Veteran Palestinian leader Yasser Arafat's departure last week for urgent medical treatment in France was seen as a possible opportunity for the Palestinian and Israeli sides to start defusing tensions. Israel rejects Arafat as being tainted by terrorism and unfit for peace talks.

But as Mideast expert Julian Lindley-French sees it, extremists have an interest in seeing that nothing positive happens.

"Every time the moderates in particular have the chance of taking over authority in the Palestinian Authority, we see the extremists doing this; it is the same dynamic; namely that the hope of some progress between the Palestinians and Israelis makes the extremists -- frankly on both sides -- react in an extreme manner by definition," Lindley-French says.

Lindley-French is a senior analyst with the Geneva Center for Security Policy. He sees the Tel Aviv bombing as evidence of a power struggle between moderates and militants who want to show that the Palestinian struggle will not diminish because Arafat has left.

He also sees the attack as an attempt by militants to provoke the Israelis into reacting with such harshness that any further political progress is impossible.

Israel has not announced any retaliatory action, sticking instead to its stated intention to act with restraint in Arafat's absence -- and thereby, not play into the hands of the militants.

But not everybody agrees that the Tel Aviv bombing was intended by militants as a show of strength.

Nadim Shehady is an analyst with the Royal Institute of International Affairs in London. He tells RFE/RL that the timing of the attack had nothing to do with Arafat's departure.

"What that assumes, is that they [the PLFP] could have done it at any time, but they waited for Arafat [to go], for the right time to do it. But I believe if they could have carried out [the attack] earlier, they would have done so," Shehady says.

Shehady says even though Arafat has left his West Bank command post in Ramallah, he still plays a key role in the Palestinian movement.

"In the bunker he did not have much control there [of events]; he is probably better off in terms of communication and control in a hospital in Paris than he is in that bunker," Shehady says.

Shehady says Arafat remains popular and only he has the stature to unite the Palestinian diaspora and those living in the occupied lands.

That's why Shehady believes if Arafat died, things would worsen rather than improve.

Neither Shehady nor Lindley-French in Geneva believes the U.S. presidential election will easily resolve anything.

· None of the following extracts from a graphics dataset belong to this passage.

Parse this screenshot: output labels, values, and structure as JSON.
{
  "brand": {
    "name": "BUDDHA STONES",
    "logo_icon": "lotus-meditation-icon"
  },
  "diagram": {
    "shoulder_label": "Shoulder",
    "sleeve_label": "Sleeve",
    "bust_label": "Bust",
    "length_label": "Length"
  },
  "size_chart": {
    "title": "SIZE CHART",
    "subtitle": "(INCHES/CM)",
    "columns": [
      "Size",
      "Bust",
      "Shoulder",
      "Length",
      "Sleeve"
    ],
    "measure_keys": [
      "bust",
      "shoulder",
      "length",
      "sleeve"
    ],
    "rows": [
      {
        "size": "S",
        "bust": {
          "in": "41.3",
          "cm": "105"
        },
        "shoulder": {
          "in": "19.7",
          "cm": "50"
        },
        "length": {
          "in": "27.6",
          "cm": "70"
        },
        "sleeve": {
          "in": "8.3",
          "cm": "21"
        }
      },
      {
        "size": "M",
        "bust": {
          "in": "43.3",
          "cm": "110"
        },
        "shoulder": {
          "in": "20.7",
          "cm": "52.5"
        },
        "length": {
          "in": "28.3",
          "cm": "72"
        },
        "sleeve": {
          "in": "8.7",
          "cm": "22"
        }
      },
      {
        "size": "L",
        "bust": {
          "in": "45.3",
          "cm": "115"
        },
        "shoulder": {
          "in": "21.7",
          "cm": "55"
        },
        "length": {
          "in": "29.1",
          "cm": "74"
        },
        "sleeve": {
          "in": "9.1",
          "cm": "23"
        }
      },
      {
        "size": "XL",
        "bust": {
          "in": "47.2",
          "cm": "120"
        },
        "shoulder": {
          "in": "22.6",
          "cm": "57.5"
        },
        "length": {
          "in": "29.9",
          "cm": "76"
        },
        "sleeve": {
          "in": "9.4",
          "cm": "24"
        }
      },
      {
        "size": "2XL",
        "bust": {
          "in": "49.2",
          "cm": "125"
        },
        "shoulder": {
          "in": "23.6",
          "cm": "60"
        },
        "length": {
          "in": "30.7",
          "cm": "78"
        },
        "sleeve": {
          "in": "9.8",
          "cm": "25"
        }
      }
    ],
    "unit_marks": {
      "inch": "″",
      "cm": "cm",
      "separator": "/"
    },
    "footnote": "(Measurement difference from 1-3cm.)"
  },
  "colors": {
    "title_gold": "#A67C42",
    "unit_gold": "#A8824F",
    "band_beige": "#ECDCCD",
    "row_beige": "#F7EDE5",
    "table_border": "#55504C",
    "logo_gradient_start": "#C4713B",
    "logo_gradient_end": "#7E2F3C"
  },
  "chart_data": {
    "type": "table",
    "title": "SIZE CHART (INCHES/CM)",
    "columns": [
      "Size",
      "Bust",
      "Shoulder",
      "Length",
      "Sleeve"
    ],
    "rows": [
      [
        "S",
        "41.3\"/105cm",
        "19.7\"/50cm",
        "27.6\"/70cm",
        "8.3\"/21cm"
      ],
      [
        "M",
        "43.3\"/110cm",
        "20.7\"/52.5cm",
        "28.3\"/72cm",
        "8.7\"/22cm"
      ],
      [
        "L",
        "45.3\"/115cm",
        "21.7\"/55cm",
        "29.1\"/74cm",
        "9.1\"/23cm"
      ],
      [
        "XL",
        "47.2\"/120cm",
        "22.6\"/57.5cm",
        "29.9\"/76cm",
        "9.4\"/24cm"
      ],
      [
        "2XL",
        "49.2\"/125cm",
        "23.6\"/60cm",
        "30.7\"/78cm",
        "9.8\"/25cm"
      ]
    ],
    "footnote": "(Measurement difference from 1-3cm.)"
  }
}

"I very much doubt it, because of, point A: the dynamic which has been established between [Israeli Prime Minister Ariel] Sharon's regime, the Palestinian Authority, and other elements that represent the Palestinians in various forms; and point B: because of the sheer distrust and even hatred on both sides; and point C: because of the uncertainty over the health situation of Yasser Arafat," Lindley-French says.

Lindley-French says that if progress is to be made after the U.S. election it will depend mainly on developing what he calls a "new strategic concept" between the United States and the European allies on how to deal with the problem.

Only in this way, he says, can the trans-Atlantic partners show solidarity that is powerful enough to coax both the Israelis and the Palestinians down the road to peace.